As an aside, CounterSpy is one heck of a program and found and deleted
quite a few items AdAware did not. But, it's not free like AdAware so it
may be you get what you pay for?

Thanks once again, I'll be back if there are any more problems.
Regards to all,
morey g

 

[Kelly]

Most welcome and glad you have it sorted. Thanks for the feedback.

--

All the Best,
Kelly (MS-MVP)

Troubleshooting Windows XP
http://www.kellys-korner-xp.com

 

[Plato]

Boot into safe mode. Under Folder Options/View: Show hidden files and
folders, uncheck Hide protected operating system files.

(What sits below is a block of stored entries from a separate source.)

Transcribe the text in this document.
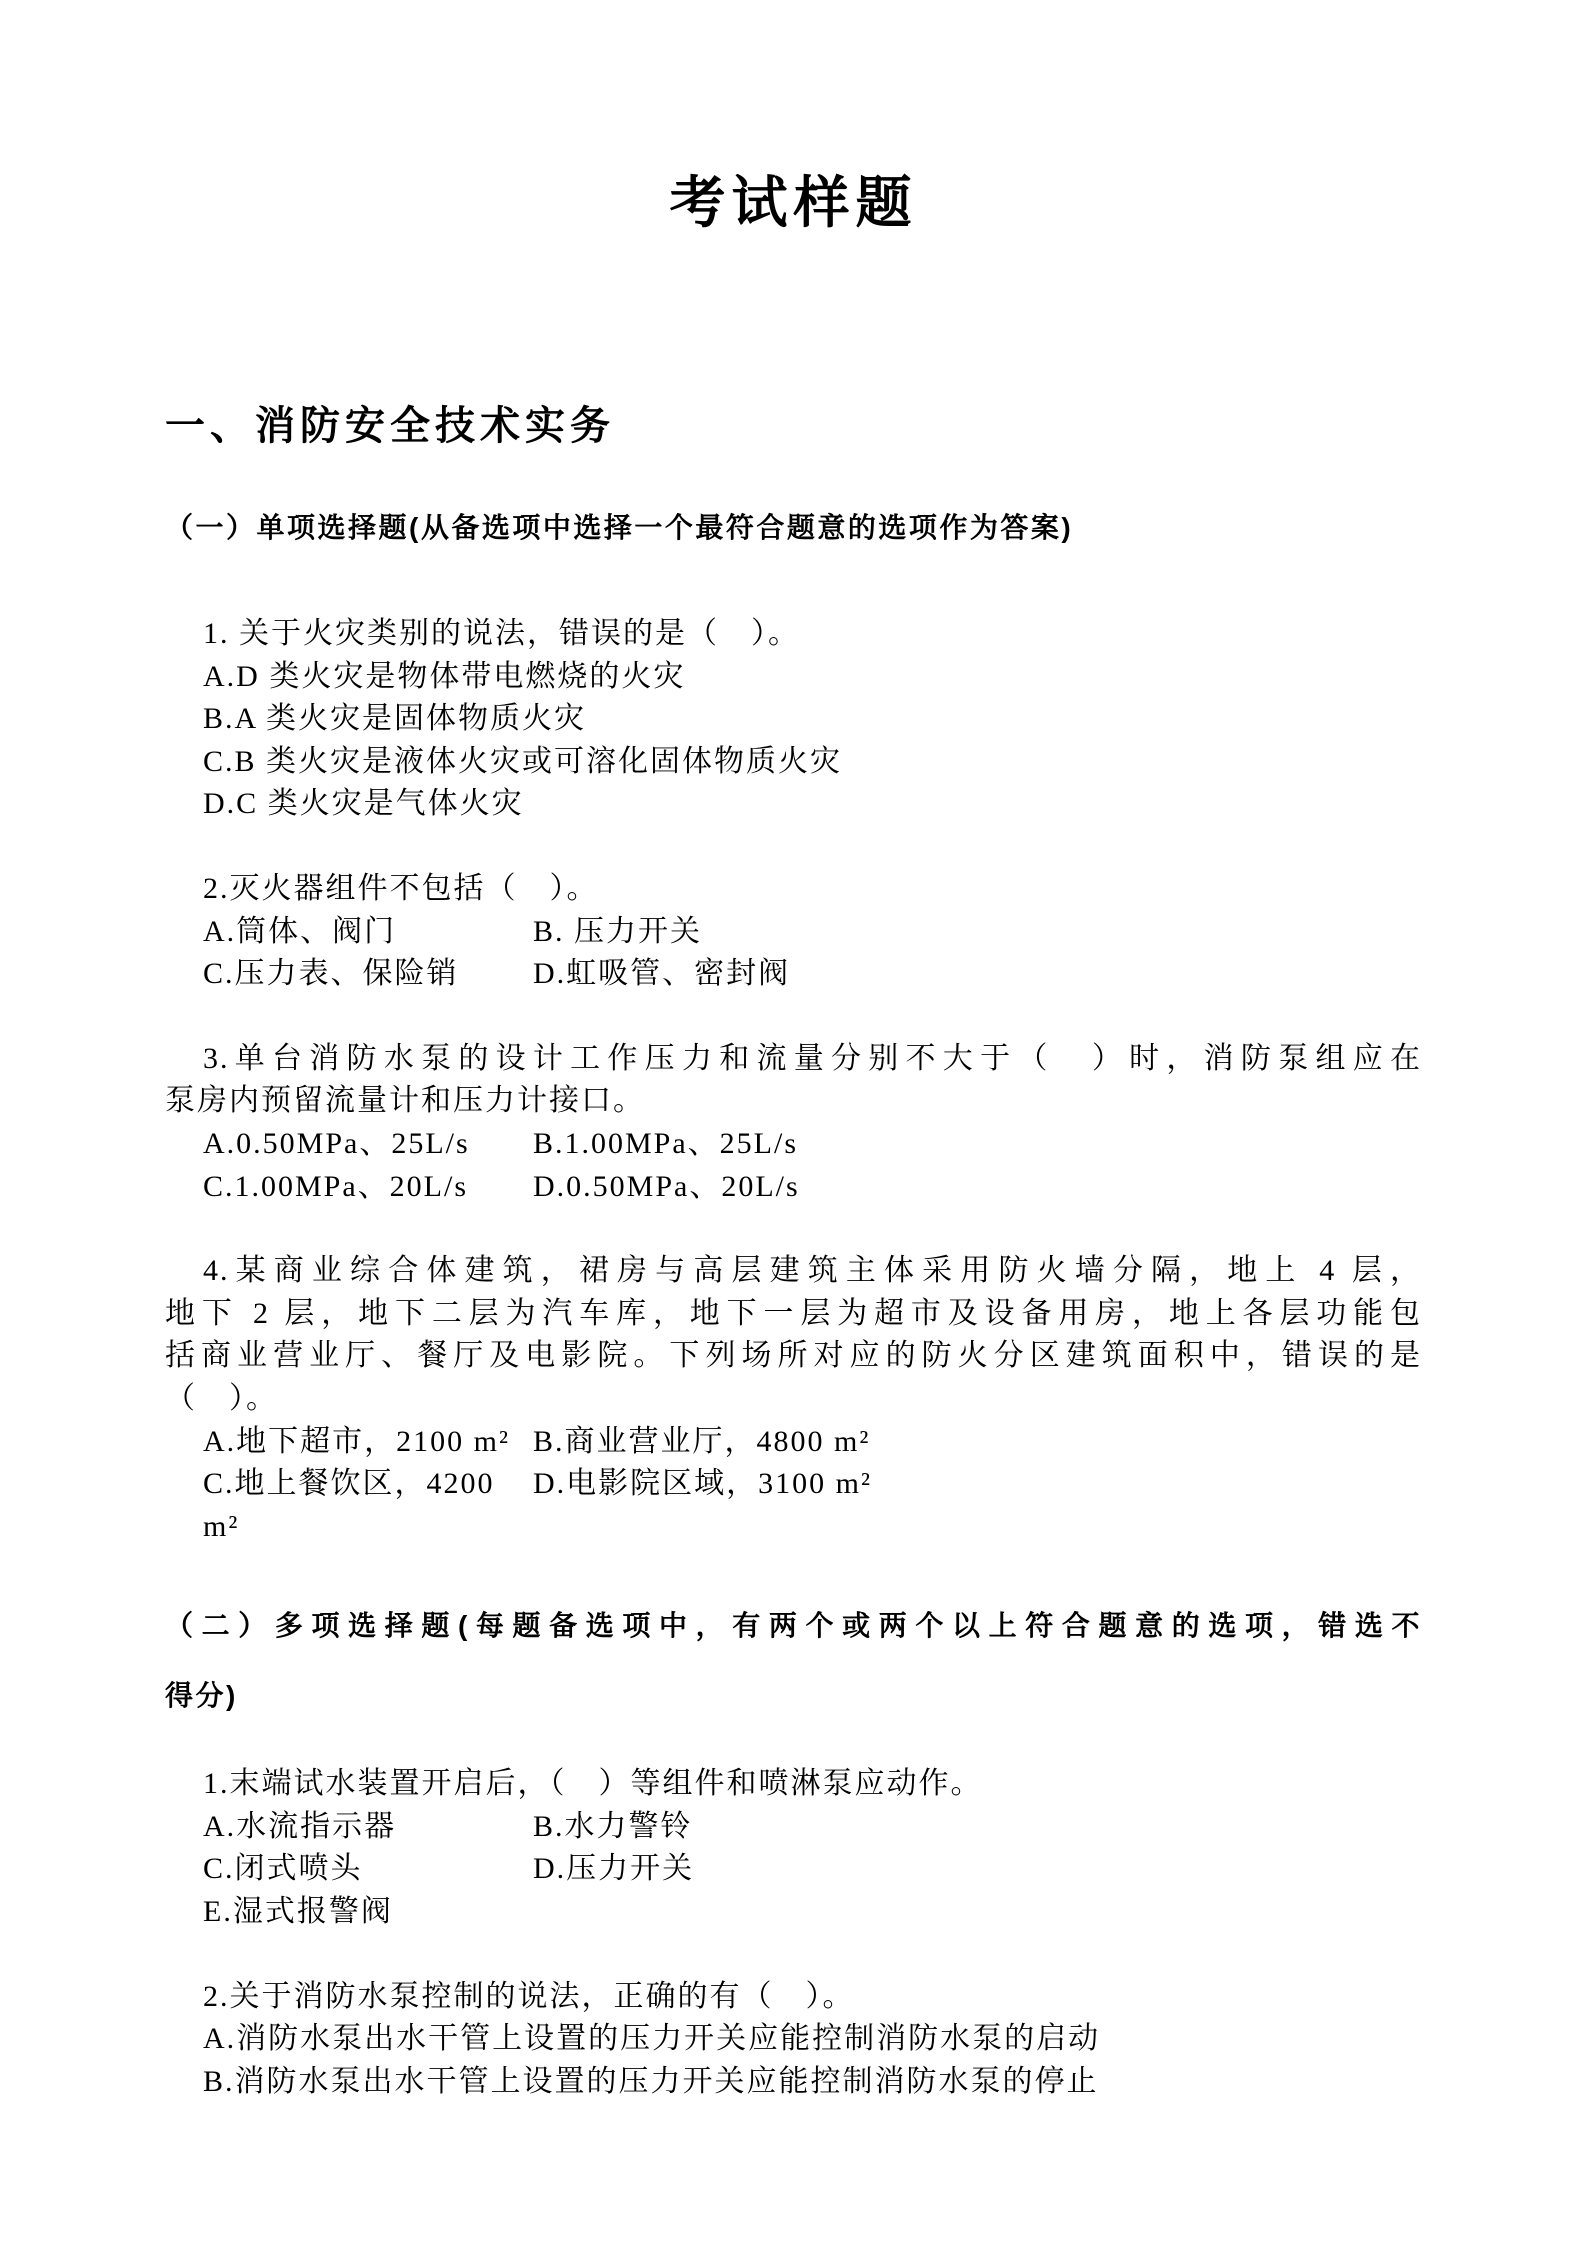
考试样题
一、消防安全技术实务
（一）单项选择题(从备选项中选择一个最符合题意的选项作为答案)

1. 关于火灾类别的说法，错误的是（　）。

A.D 类火灾是物体带电燃烧的火灾

B.A 类火灾是固体物质火灾

C.B 类火灾是液体火灾或可溶化固体物质火灾

D.C 类火灾是气体火灾

2.灭火器组件不包括（　）。

A.筒体、阀门	B. 压力开关
C.压力表、保险销	D.虹吸管、密封阀

3.单台消防水泵的设计工作压力和流量分别不大于（　）时，消防泵组应在
泵房内预留流量计和压力计接口。

A.0.50MPa、25L/s	B.1.00MPa、25L/s
C.1.00MPa、20L/s	D.0.50MPa、20L/s

4.某商业综合体建筑，裙房与高层建筑主体采用防火墙分隔，地上 4 层，
地下 2 层，地下二层为汽车库，地下一层为超市及设备用房，地上各层功能包
括商业营业厅、餐厅及电影院。下列场所对应的防火分区建筑面积中，错误的是
（　）。

A.地下超市，2100 m² B.商业营业厅，4800 m²
C.地上餐饮区，4200 m²
D.电影院区域，3100 m²
（二）多项选择题(每题备选项中，有两个或两个以上符合题意的选项，错选不
得分)

1.末端试水装置开启后，（　）等组件和喷淋泵应动作。

A.水流指示器	B.水力警铃
C.闭式喷头	D.压力开关
E.湿式报警阀

2.关于消防水泵控制的说法，正确的有（　）。

A.消防水泵出水干管上设置的压力开关应能控制消防水泵的启动

B.消防水泵出水干管上设置的压力开关应能控制消防水泵的停止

Then navigate to:
c:\windows\system32\irrrar.exe

Trouble is, often a nasty is embedded as a different core file name,
perhaps even a .dll, and then it renames/creates a another filename to
run as it launches. It makes it harder to find the source of the
trouble, but then again, that's why the nasty boys do it that way.

 

[Plato]

As an aside, CounterSpy is one heck of a program and found and deleted
quite a few items AdAware did not. But, it's not free like AdAware so it
may be you get what you pay for?

Not necessarily. Often one program can find a problem where another
cannot. In other words, the same may have been trun in reverse. eg your
paid program may have not fixed it while the free program did. That's
why its often suggested that you have two programs of such type ready to
go, use the second one as a double check.